Nel cosiddetto “progetto Phoenix”, un piano datato maggio composto di 46 pagine, “Fiat prevede di chiudere anche propri stabilimenti; nell’elenco vi sono un impianto in nord italia e uno nel sud”. Vale la pena di segnalare, però, che l’unico stabilimento al nord della Fiat è Mirafiori, ovvero il cuore dell’azienda torinese. Fra le fabbriche che potrebbero “potenzialmente essere chiuse” in Germania c’è quella di Kaiserslautern. Ridimensionati gli impianti di Ruesselsheim e Bochum.

Subiranno tagli anche gli impianti di Saragoza in Spagna, Trollhaettan in Svezia, Anversa in Belgio, e forse anche quelli di Luton in Inghilterra e Graz in Austria.
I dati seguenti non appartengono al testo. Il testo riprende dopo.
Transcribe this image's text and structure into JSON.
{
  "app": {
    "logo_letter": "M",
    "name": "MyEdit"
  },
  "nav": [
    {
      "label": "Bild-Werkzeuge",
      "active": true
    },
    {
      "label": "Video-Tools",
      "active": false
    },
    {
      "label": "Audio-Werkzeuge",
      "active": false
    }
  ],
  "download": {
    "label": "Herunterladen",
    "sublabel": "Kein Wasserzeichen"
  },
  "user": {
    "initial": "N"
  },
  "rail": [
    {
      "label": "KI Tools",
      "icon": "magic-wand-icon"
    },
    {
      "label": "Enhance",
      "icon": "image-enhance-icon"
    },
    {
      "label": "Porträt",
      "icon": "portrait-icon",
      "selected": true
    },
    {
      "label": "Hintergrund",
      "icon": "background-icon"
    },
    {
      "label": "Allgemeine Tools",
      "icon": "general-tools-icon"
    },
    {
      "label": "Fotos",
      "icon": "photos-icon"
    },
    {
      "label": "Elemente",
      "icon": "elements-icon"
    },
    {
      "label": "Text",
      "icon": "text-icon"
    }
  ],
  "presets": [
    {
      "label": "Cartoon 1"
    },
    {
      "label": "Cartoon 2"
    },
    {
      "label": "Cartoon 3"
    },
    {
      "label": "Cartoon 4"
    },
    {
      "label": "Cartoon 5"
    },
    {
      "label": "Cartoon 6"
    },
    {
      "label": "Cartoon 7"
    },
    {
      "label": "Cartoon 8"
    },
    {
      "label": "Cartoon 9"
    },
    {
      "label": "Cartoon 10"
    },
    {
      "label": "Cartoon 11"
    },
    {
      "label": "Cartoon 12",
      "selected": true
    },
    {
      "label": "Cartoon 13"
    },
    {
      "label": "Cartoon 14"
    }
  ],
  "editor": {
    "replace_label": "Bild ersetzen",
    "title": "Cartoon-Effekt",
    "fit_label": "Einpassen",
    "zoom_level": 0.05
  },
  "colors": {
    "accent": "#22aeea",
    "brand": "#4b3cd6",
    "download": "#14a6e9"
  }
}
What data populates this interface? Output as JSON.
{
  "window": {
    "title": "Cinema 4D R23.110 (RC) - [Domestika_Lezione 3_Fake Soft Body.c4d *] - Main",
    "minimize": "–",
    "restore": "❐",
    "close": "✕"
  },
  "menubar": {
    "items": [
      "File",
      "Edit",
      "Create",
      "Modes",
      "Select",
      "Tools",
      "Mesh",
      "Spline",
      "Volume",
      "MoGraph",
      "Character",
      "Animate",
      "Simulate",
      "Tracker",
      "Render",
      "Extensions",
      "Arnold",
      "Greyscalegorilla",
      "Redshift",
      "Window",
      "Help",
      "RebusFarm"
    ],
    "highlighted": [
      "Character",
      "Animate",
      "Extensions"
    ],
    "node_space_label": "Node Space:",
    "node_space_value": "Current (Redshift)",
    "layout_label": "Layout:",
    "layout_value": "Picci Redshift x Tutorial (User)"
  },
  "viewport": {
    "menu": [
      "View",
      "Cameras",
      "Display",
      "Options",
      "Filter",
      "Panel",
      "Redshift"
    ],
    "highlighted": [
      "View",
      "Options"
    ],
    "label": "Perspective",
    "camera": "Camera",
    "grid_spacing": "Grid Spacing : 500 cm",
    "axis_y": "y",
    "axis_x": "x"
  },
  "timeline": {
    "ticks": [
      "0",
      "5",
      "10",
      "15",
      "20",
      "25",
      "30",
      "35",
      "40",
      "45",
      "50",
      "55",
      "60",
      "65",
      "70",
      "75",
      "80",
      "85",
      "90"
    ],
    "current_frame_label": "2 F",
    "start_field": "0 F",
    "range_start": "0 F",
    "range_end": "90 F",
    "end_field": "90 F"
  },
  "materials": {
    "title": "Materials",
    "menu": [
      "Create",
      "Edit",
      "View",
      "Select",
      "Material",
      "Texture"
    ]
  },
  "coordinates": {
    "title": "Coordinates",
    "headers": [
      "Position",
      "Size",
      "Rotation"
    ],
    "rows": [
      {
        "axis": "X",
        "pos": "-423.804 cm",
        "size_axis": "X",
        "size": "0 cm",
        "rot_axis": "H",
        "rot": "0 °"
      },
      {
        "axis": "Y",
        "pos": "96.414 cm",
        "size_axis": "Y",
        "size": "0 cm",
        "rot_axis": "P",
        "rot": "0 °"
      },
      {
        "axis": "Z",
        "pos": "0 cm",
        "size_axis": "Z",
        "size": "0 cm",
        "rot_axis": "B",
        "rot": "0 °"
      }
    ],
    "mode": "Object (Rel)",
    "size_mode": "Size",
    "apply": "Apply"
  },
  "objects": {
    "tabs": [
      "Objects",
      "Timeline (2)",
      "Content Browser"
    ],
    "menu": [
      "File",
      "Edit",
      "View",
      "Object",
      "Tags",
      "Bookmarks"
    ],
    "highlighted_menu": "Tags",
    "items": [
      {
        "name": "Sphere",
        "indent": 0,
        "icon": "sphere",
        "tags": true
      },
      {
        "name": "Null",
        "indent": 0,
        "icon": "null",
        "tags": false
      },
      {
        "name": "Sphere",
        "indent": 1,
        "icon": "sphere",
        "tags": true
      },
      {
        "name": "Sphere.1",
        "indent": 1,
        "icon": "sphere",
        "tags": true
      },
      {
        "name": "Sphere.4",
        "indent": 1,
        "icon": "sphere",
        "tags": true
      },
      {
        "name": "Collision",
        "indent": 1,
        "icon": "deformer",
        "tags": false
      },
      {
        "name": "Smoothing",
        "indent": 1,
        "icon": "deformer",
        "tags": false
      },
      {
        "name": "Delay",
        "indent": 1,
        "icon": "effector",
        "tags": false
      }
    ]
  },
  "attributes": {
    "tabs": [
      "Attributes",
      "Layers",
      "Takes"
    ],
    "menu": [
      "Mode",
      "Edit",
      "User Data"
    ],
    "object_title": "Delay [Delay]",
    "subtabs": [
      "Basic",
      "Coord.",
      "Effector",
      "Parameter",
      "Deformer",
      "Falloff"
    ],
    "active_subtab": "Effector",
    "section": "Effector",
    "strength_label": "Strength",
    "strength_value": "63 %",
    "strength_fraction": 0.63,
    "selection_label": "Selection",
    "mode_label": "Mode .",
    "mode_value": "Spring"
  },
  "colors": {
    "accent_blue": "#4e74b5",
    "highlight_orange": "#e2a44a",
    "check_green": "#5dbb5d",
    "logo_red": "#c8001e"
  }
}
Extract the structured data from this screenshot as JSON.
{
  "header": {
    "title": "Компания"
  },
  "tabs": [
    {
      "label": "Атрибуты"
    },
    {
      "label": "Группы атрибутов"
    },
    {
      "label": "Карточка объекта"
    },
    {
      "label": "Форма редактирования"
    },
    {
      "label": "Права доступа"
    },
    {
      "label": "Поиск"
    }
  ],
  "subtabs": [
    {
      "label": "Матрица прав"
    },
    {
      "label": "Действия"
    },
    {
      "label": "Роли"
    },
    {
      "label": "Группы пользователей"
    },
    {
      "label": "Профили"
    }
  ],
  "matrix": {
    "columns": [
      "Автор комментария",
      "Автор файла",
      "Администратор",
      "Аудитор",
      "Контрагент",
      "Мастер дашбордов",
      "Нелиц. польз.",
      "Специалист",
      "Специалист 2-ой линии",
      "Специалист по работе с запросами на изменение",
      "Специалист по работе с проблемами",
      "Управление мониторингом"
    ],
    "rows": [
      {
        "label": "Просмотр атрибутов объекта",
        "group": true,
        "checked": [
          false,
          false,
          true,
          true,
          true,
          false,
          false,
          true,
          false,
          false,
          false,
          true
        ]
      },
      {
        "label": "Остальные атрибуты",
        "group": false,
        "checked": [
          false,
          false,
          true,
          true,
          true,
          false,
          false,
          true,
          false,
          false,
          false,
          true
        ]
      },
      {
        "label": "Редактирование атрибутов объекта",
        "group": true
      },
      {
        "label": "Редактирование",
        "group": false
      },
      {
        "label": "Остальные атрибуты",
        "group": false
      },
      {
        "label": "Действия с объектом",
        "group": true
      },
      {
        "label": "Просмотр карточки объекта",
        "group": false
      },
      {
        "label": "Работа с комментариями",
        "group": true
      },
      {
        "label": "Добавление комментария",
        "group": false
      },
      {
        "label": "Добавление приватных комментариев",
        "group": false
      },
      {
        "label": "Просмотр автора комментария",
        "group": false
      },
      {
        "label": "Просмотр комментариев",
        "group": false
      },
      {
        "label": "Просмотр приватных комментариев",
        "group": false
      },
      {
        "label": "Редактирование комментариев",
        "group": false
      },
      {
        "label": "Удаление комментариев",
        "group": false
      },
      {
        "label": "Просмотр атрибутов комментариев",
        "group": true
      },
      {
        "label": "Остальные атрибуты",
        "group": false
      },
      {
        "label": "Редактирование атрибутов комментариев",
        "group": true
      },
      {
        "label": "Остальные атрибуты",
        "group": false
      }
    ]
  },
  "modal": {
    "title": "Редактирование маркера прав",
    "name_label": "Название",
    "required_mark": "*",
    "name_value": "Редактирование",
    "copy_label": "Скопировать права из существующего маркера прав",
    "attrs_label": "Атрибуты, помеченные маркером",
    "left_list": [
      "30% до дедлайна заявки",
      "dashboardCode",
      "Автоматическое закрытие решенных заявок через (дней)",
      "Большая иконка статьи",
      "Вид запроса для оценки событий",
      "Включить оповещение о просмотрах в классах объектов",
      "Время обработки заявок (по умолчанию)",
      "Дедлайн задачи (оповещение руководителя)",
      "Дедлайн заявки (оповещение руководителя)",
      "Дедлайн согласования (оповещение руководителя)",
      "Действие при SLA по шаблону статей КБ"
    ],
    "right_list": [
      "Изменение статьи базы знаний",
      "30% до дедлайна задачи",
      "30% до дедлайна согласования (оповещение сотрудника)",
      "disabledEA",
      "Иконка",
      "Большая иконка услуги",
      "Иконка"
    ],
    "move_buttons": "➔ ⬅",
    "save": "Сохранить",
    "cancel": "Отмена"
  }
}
Non dovrebbero essere invece interessati dal piano di ristrutturazione i siti in Francia, Polonia, Grecia e Serbia.

Non si tratterebbe quindi del piano intitolato ‘Project Football’, del mese scorso, che questa settimana era stato attribuito alla Fiat dal quotidiano Faz e che il Lingotto aveva smentito. Il documento ‘Project Football’, secondo la Faz, prevedeva la chiusura di 10 impianti in Europa, inclusi quelli di Pomigliano e Termini Imerese.

Nel frattempo il governo tedesco sta preparando
un piano d’emergenza per la Opel contro un’eventuale insolvenza della casa madre Americana General Motors. Secondo il quotidiano Financial Times Deutschland nella sua edizione online, l’esecutivo pensa ad “aiuti di breve periodo” sotto forma di iniezioni di “liquidità”.